Y sin verdad compartida, el país recibirá la sentencia más dividido que nunca. Los grandes juicios supusieron momentos de pedagogía colectiva, como ocurrió con el de O.J. Simpson. Aquí no. La señal que emite la sala del Supremo es única, peró cada cual la ve a su manera, aderezada por la labor impía de comentaristas y agitadores digitales que sólo buscan reafirmar convicciones. La propaganda devora todos los matices, ciega todas las enseñanzas.

Los que somos capaces de indignarnos, a la vez, por las revelaciones del comisario Castellví y por las mentiras de Millo somos cuatro gatos. Es una lástima, porque el juicio tiene su qué. Ha permitido certificar la aberración policial del 1-O, y atestar la conducta desabrida de un Parlament que se pasó por el forro el Estatut. Ha confirmado que la violencia necesaria para fundamentar los delitos más graves no asoma por ninguna parte pero ha dejado constancia de la irresponsabilidad de los líderes del Procés.

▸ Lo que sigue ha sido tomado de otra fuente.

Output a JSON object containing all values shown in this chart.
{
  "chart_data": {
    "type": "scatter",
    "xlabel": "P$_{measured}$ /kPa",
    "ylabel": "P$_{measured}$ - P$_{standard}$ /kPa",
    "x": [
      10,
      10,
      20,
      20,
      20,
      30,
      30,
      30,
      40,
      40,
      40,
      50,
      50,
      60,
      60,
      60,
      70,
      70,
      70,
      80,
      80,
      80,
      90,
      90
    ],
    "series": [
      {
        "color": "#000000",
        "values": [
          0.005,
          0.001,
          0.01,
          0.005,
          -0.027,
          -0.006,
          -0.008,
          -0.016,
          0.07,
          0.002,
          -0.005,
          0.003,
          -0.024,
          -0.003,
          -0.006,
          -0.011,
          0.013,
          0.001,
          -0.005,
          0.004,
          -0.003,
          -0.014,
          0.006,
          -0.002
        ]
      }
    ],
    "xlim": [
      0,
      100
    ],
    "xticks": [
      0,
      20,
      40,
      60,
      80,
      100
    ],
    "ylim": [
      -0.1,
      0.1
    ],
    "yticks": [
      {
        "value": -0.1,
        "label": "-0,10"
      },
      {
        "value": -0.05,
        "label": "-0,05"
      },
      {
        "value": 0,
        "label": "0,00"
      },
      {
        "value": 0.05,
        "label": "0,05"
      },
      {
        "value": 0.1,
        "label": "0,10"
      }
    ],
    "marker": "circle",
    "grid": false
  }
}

Sin embargo, no habrá verdad compartida, porque la única verdad posible sería la de que hemos sido víctimas de un inmenso disparate protagonizado por políticos insolventes. Mariano Rajoy y Carles Puigdemont. El uno no vio venir el tsunami y el otro tiró por la calle de en medio sabiendo, como le dijeron los Mossos, y como le dijimos algunos, que quebrantar la ley desde las instituciones no iba a alumbrar nada bueno.